One of Lodha Panel recommendations was to have a players’ association which in turn will nominate a male and a female cricketer to the Apex Council of the BCCI. While several of the state units had initially silent on this and concentrated more on one-state-one-vote, age-cap and cooling-off period, in the recent months, several have voiced their concerns in giving voting rights to former cricketers.
While the original order didn’t mention voting rights, the CoA sought clarification, upon which it was decided to give all former international cricketers. Units, pointing out to absence of reliable records with regards to women cricket, argue it won’t be possible for them to verify each and every cricketer.
But, the ICA has already set this verification process.
“In cases where there are no records, we have asked them to present a signed letter from a player who participated in the match or any match official. Once they present that, we will do our own verification before sending it to state units. They are just using this as an excuse to keep us away. Giving us voting rights means they have to be more transparent in lot of things,” a member of the ICA steering committee told TNIE.
While the recommendation mentions the BCCI should support the ICA financially, the steering committee in its report has asked the board to allot them the same amount that state units get annually.
“During every AGM, the BCCI distributes its funds to all the state units and we have asked that should be the case with ICA as well. The ICA then will send it to those respective state bodies. This is what we have submitted in our report. Depending on the Supreme Court hearing and once we get an approval from BCCI, things should start rolling,” the former player said.
There is also a strong possibility of ICA’s push to have clearance over annual expenditure of state units also being cleared if they are granted voting rights.
“Each association gets money to develop cricket and who better than the players to know where they have invested it?

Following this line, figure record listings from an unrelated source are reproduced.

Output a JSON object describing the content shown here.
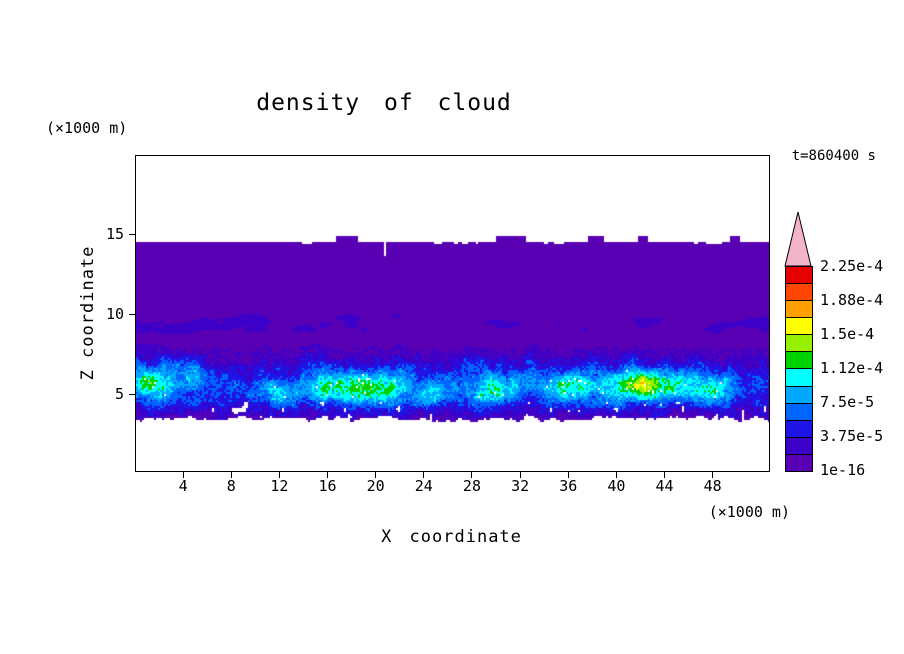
{
  "chart_data": {
    "type": "heatmap",
    "title": "density of cloud",
    "xlabel": "X coordinate",
    "ylabel": "Z coordinate",
    "x_unit": "(×1000 m)",
    "y_unit": "(×1000 m)",
    "timestamp": "t=860400 s",
    "x_ticks": [
      4,
      8,
      12,
      16,
      20,
      24,
      28,
      32,
      36,
      40,
      44,
      48
    ],
    "y_ticks": [
      5,
      10,
      15
    ],
    "x_range": [
      0,
      52.6
    ],
    "z_range": [
      0.3,
      19.9
    ],
    "grid": false,
    "legend_position": "right",
    "colorbar": {
      "labels": [
        "1e-16",
        "3.75e-5",
        "7.5e-5",
        "1.12e-4",
        "1.5e-4",
        "1.88e-4",
        "2.25e-4"
      ],
      "colors": [
        "#5A00B4",
        "#3C00C8",
        "#1E14E6",
        "#0064FF",
        "#00A8FF",
        "#00FFFF",
        "#00D200",
        "#96F000",
        "#FFFF00",
        "#FFA000",
        "#FF4600",
        "#E60000"
      ],
      "overflow_color": "#F4B4C8"
    },
    "field": {
      "description": "vertical cross-section of cloud density; thin anvil layer of minimal density (1e-16) from z=3.5 to z=14.5 km across all x, with turbulent higher-density cloud band between z=4 and z=8 km",
      "cloud_top_z": 14.55,
      "cloud_base_z": 3.55,
      "bright_band_center_z": 5.6,
      "bright_band_halfwidth": 1.9,
      "streak_center_z": 9.4,
      "streak_halfwidth": 1.1,
      "max_level_observed": "~2e-4 (yellow) near x=42",
      "hotspots": [
        {
          "x": 1.2,
          "z": 6.0,
          "sx": 1.8,
          "sz": 1.5,
          "amp": 0.42
        },
        {
          "x": 5.0,
          "z": 6.6,
          "sx": 1.5,
          "sz": 0.9,
          "amp": 0.3
        },
        {
          "x": 11.5,
          "z": 5.0,
          "sx": 2.2,
          "sz": 1.0,
          "amp": 0.4
        },
        {
          "x": 17.0,
          "z": 5.2,
          "sx": 3.0,
          "sz": 1.2,
          "amp": 0.45
        },
        {
          "x": 21.0,
          "z": 5.6,
          "sx": 1.5,
          "sz": 0.9,
          "amp": 0.35
        },
        {
          "x": 25.0,
          "z": 5.0,
          "sx": 1.8,
          "sz": 0.9,
          "amp": 0.35
        },
        {
          "x": 30.0,
          "z": 5.2,
          "sx": 2.0,
          "sz": 1.0,
          "amp": 0.4
        },
        {
          "x": 36.0,
          "z": 5.6,
          "sx": 1.8,
          "sz": 1.0,
          "amp": 0.35
        },
        {
          "x": 42.3,
          "z": 5.7,
          "sx": 2.4,
          "sz": 1.0,
          "amp": 0.85
        },
        {
          "x": 47.3,
          "z": 5.5,
          "sx": 2.2,
          "sz": 1.1,
          "amp": 0.55
        }
      ]
    }
  }
}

By already having two of us in apex council, there is a bigger say and if we get to see the accounts then it is even better,” he said.
However, there are doubts over what ICA’s agenda will be. For instance, it doesn’t include any active cricketer, a norm worldwide. Whether ICA will also address the issues of current cricketers still remains unclear and Federation of International Cricketers Association too echoed similar sentiments.
“It is a positive development that ICA has been formed and recognised. But FICA is concerned that it is not open to current players. A players association’s main purpose is that. Over a thousand professional cricketers in India, the biggest cricket system, remain unrepresented and without a voice in the game,”
FICA executive chairman Tony Irish said. While the FICA hasn’t had any contact with ICA, they are set to do so in the near future particularly to give them assistance on player welfare.